00:13:26.600 --> 00:13:33.080
And yet, what we’ve come out with is such a simple expression, three times 𝑡 squared.
00:13:33.080 --> 00:13:35.720
And in practice, you wouldn’t go through all this algebra each time.
00:13:35.720 --> 00:13:44.440
Knowing that the derivative of 𝑡 cubed is three 𝑡 squared is one of those things that all calculus students learn how to do immediately without having to rederive it each time.
00:13:45.040 --> 00:13:51.760
And in the next video, I’m gonna show you a nice way to think about this and a couple of other derivative formulas in really nice geometric ways.
00:13:52.840 --> 00:14:04.680
But the point I wanna make by showing you all of the algebraic guts here is that when you consider the tiny change in distance caused by a tiny change in time for some specific value of d𝑡, you’d have kind of a mess.
00:14:05.280 --> 00:14:11.200
But when you consider what that ratio approaches as d𝑡 approaches zero, it lets you ignore much of that mess.
00:14:11.200 --> 00:14:12.960
And it really does simplify the problem.
00:14:13.760 --> 00:14:16.680
That right there is kind of the heart of why calculus becomes useful.
00:14:18.320 --> 00:14:28.680
Another reason to show you a concrete derivative like this is that it sets the stage for an example of the kind of paradoxes that come about if you believe too much in the illusion of instantaneous rate of change.
00:14:29.880 --> 00:14:34.000
So think about the actual car traveling according to this 𝑡 cubed to distance function.
00:14:34.640 --> 00:14:38.680
And consider its motion at the moment 𝑡 equals zero, right at the start.
00:14:39.640 --> 00:14:46.080
Now ask yourself whether or not the car is moving at that time.
00:14:46.080 --> 00:14:53.680
On the one hand, we can compute its speed at that point using the derivative, three 𝑡 squared, which for time 𝑡 equals zero works out to be zero.
00:14:54.680 --> 00:14:59.280
Visually, this means that the tangent line to the graph at that point is perfectly flat.
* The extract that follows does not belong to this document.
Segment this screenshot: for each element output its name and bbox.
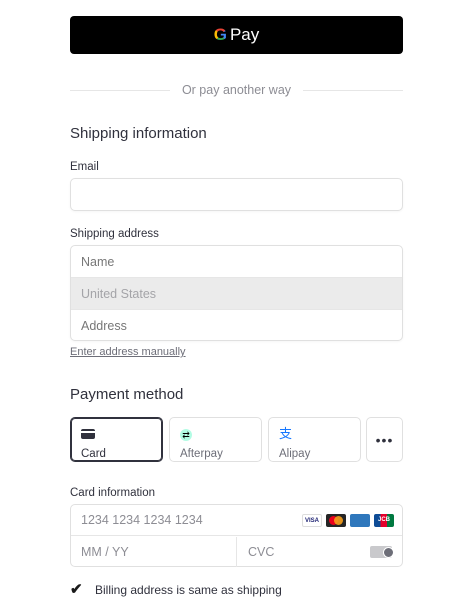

00:14:59.800 --> 00:15:03.200
So the car’s, quote, unquote, “instantaneous velocity” is zero.
00:15:03.880 --> 00:15:06.040
And that suggests that obviously it’s not moving.
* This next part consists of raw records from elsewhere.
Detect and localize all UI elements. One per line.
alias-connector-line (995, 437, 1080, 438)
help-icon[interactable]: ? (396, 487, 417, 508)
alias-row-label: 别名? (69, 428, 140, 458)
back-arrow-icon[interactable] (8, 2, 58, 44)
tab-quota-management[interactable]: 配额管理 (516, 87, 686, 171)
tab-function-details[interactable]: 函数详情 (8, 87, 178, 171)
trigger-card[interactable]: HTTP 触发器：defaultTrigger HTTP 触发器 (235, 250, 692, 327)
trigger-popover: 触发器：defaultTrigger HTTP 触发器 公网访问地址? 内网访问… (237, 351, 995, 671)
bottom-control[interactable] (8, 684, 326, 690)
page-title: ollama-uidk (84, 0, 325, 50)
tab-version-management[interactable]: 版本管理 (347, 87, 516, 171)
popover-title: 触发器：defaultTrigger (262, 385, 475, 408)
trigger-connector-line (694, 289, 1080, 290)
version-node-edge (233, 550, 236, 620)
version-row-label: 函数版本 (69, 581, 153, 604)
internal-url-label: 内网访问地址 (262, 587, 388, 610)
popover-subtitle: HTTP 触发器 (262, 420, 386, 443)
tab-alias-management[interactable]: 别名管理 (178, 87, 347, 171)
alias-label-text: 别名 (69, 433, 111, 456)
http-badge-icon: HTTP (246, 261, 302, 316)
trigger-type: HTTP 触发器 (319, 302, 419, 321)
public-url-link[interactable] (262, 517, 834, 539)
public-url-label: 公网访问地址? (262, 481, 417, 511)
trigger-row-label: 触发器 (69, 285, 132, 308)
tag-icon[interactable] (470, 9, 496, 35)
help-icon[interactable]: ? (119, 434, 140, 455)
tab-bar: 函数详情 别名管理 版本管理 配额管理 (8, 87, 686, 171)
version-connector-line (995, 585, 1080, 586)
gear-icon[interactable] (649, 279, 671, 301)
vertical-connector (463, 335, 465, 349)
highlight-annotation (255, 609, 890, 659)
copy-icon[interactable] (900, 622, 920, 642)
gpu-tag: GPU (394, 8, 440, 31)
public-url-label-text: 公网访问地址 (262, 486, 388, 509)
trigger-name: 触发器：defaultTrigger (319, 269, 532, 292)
00:15:07.160 --> 00:15:11.760
But on the other hand, if it doesn’t start moving at time zero, when does it start moving?
00:15:12.840 --> 00:15:14.480
Really, pause and ponder that for a moment.
00:15:15.040 --> 00:15:17.760
Is the car moving at time 𝑡 equals zero?
00:15:22.680 --> 00:15:23.600
Do you see the paradox?
00:15:24.280 --> 00:15:26.080
The issue is that the question makes no sense.
00:15:26.520 --> 00:15:28.720
It references the idea of change in a moment.
00:15:29.040 --> 00:15:30.440
But that doesn’t actually exist.
00:15:30.840 --> 00:15:32.640
That’s just not what the derivative measures.
00:15:33.480 --> 00:15:43.080
What it means for the derivative of a distance function to be zero is that the best constant approximation for the car’s velocity around that point is zero meters per second.
00:15:44.080 --> 00:15:51.080
For example, if you look at an actual change in time, say between time zero and 0.1 seconds, the car does move.
00:15:51.480 --> 00:15:53.920
It moves 0.001 meters.
00:15:54.640 --> 00:15:55.400
That’s very small.
00:15:55.840 --> 00:16:02.800
And importantly, it’s very small compared to the change in time, giving an average speed of only 0.01 meters per second.
00:16:04.080 --> 00:16:13.760
And remember, what it means for the derivative of this motion to be zero is that for smaller and smaller nudges in time, this ratio of meters per second approaches zero.
00:16:14.800 --> 00:16:16.600
But that’s not to say that the car is static.
00:16:17.360 --> 00:16:22.760
Approximating its movement with a constant velocity of zero is, after all, just an approximation.
00:16:24.320 --> 00:16:37.320
So whenever you hear people refer to the derivative as an instantaneous rate of change, a phrase which is intrinsically oxymoronic, I want you to think of that as a conceptual shorthand for the best constant approximation for rate of change.
00:16:37.320 --> 00:16:43.640
In the next couple of videos, I’ll be talking more about the derivative, what it looks like in different contexts.
00:16:43.640 --> 00:16:44.840
How do you actually compute it?
00:16:44.840 --> 00:16:45.680
Why is it useful?
00:16:45.680 --> 00:16:48.880
Things like that, focusing on visual intuition as always.